Descobrimos que o momento de “ligar” acontece aproximadamente na mesma idade para as proteínas amilóide e tau. Isso contradiz a teoria de que "um cérebro cheio de amilóide" é necessário para iniciar a cascata que leva à demência. Em vez disso, os processos que levam à demência são executados simultaneamente.
Além disso, como nossos estudos duraram décadas, várias pessoas acabaram desenvolvendo problemas de memória. Descobrimos que uma pessoa que estava acumulando tau e amilóide rapidamente era mais provável de ser diagnosticada com demência nas décadas seguintes.
Proteínas que se acumulam em uma célula cerebral. Design_Cells
Dispositivos portáteis
Nosso papel mostra que agora temos a tecnologia para identificar pessoas que estão em um caminho rápido para o desenvolvimento de demência.
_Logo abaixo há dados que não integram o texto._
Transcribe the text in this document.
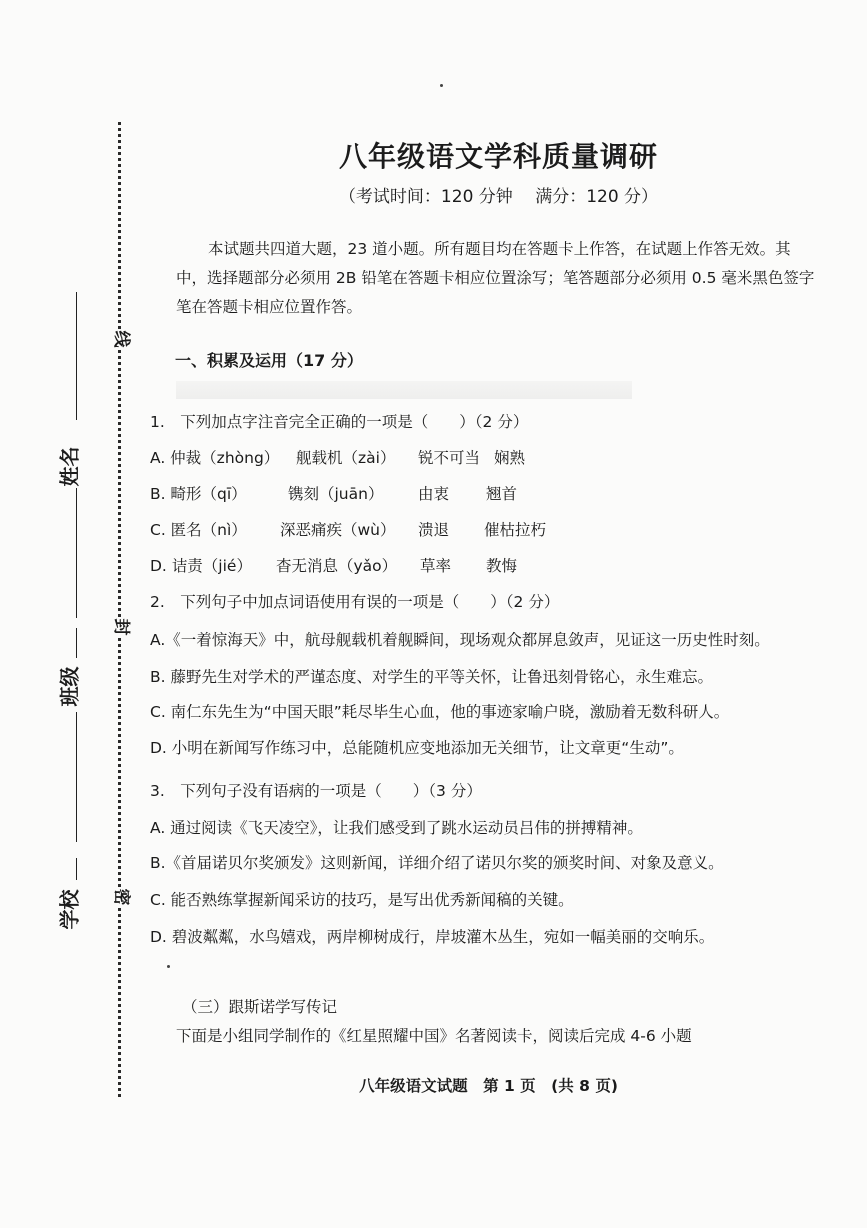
线
封
密
姓名
班级
学校
八年级语文学科质量调研
（考试时间：120 分钟　 满分：120 分）
本试题共四道大题，23 道小题。所有题目均在答题卡上作答，在试题上作答无效。其中，选择题部分必须用 2B 铅笔在答题卡相应位置涂写；笔答题部分必须用 0.5 毫米黑色签字笔在答题卡相应位置作答。
一、积累及运用（17 分）
1.　下列加点字注音完全正确的一项是（　　）（2 分）
A. 仲裁（zhòng） 舰载机（zài） 锐不可当 娴熟
B. 畸形（qī）	镌刻（juān） 由衷 翘首
C. 匿名（nì） 深恶痛疾（wù） 溃退 催枯拉朽
D. 诘责（jié） 杳无消息（yǎo） 草率 教悔
2.　下列句子中加点词语使用有误的一项是（　　）（2 分）
A.《一着惊海天》中，航母舰载机着舰瞬间，现场观众都屏息敛声，见证这一历史性时刻。
B. 藤野先生对学术的严谨态度、对学生的平等关怀，让鲁迅刻骨铭心，永生难忘。
C. 南仁东先生为“中国天眼”耗尽毕生心血，他的事迹家喻户晓，激励着无数科研人。
D. 小明在新闻写作练习中，总能随机应变地添加无关细节，让文章更“生动”。
3.　下列句子没有语病的一项是（　　）（3 分）
A. 通过阅读《飞天凌空》，让我们感受到了跳水运动员吕伟的拼搏精神。
B.《首届诺贝尔奖颁发》这则新闻，详细介绍了诺贝尔奖的颁奖时间、对象及意义。
C. 能否熟练掌握新闻采访的技巧，是写出优秀新闻稿的关键。
D. 碧波粼粼，水鸟嬉戏，两岸柳树成行，岸坡灌木丛生，宛如一幅美丽的交响乐。
（三）跟斯诺学写传记
下面是小组同学制作的《红星照耀中国》名著阅读卡，阅读后完成 4-6 小题
八年级语文试题　第 1 页　(共 8 页)
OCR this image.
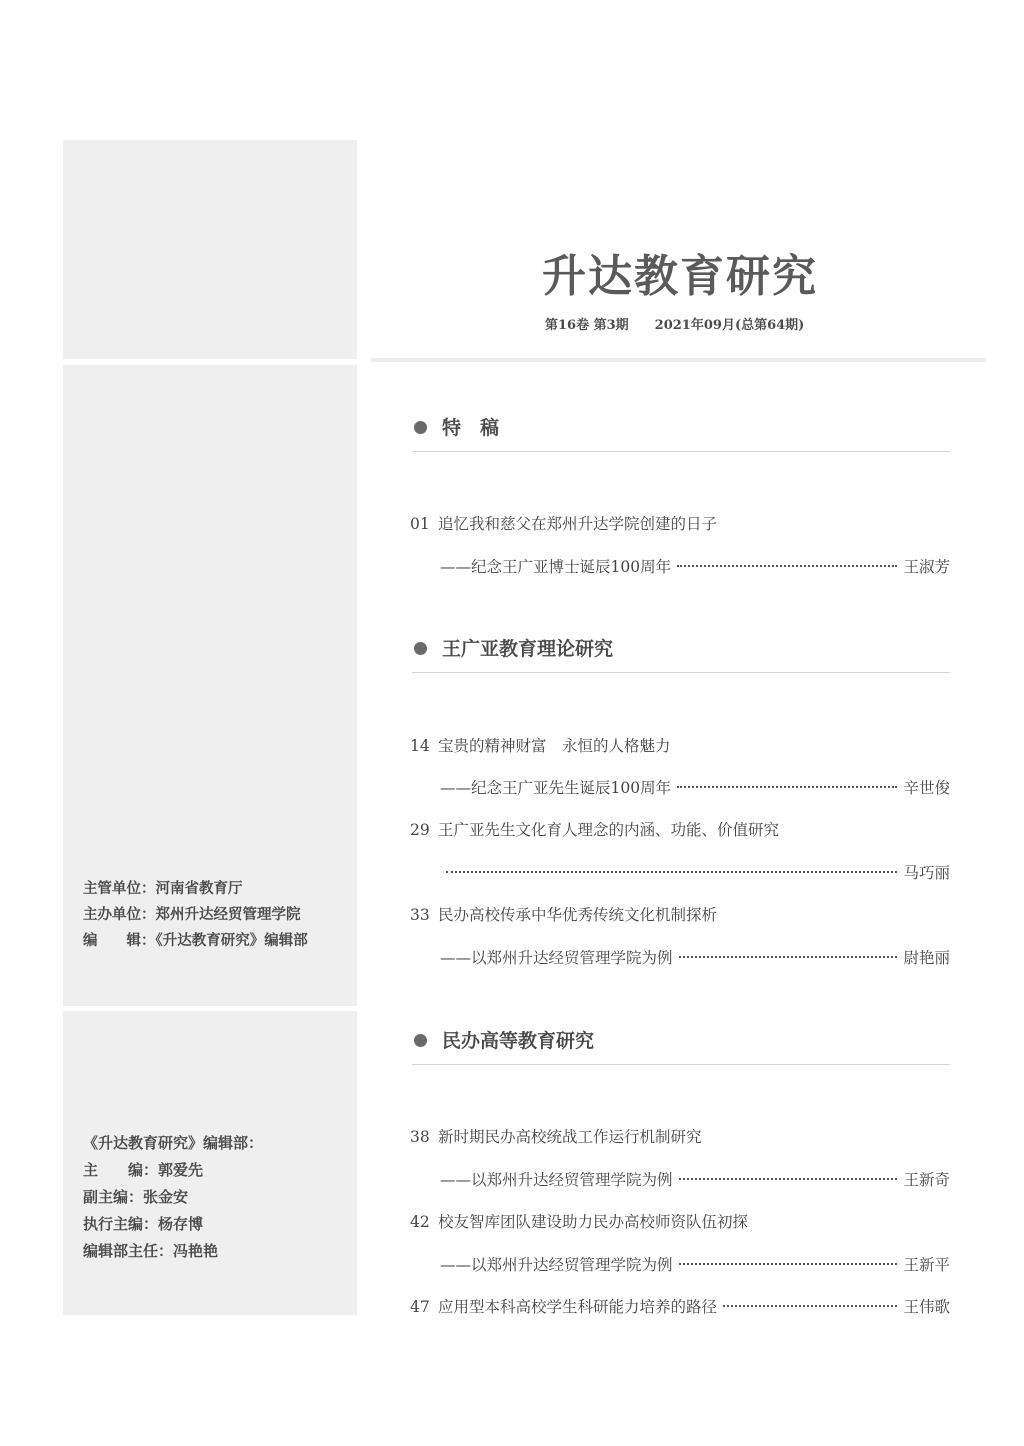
主管单位：河南省教育厅
主办单位：郑州升达经贸管理学院
编　　辑：《升达教育研究》编辑部
《升达教育研究》编辑部：
主　　编：郭爱先
副主编：张金安
执行主编：杨存博
编辑部主任：冯艳艳
升达教育研究
第16卷 第3期 2021年09月(总第64期)
特　稿
01 追忆我和慈父在郑州升达学院创建的日子
——纪念王广亚博士诞辰100周年	王淑芳
王广亚教育理论研究
14 宝贵的精神财富　永恒的人格魅力
——纪念王广亚先生诞辰100周年	辛世俊
29 王广亚先生文化育人理念的内涵、功能、价值研究
马巧丽
33 民办高校传承中华优秀传统文化机制探析
——以郑州升达经贸管理学院为例	尉艳丽
民办高等教育研究
38 新时期民办高校统战工作运行机制研究
——以郑州升达经贸管理学院为例	王新奇
42 校友智库团队建设助力民办高校师资队伍初探
——以郑州升达经贸管理学院为例	王新平
47 应用型本科高校学生科研能力培养的路径	王伟歌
Ainda assim, não seria prático rastrear essas pessoas fazendo repetidas batidas na coluna vertebral. Em vez disso, precisamos encontrar métodos baratos e fáceis de tolerar para prever quem pertence a esse grupo acelerado de pessoas.
Descobrimos que os testes geralmente utilizados em estudos de demência (exames cerebrais, testes de memória clínica) não eram úteis nesse sentido. É possível que, tão cedo, necessitemos de um conjunto totalmente diferente de testes que mostrem mudanças muito pequenas na maneira como nosso cérebro funciona dia a dia. Exemplos disso podem ser dispositivos portáteis que mostram mudanças sutis na marcha ou distúrbios na qualidade do sono. Aplicativos que acompanham o desempenho da tecnologia digital ao longo do tempo (por exemplo, com a rapidez com que encontramos a palavra certa ao enviar mensagens de texto) também podem apontar para pessoas cujo cérebro está sob pressão.
Várias dessas tecnologias digitais estão sendo desenvolvidas e, esperançosamente, em um futuro não muito distante, teremos acesso a essas soluções tanto na prática clínica de rotina quanto em estudos que testam novos tratamentos que atrasam ou até impedem a demência.
Sobre o autor
Ivan Koychev, Pesquisador Clínico Sênior, Demência, Universidade de Oxford
Este artigo foi republicado a partir de A Conversação sob uma licença Creative Commons. Leia o artigo original.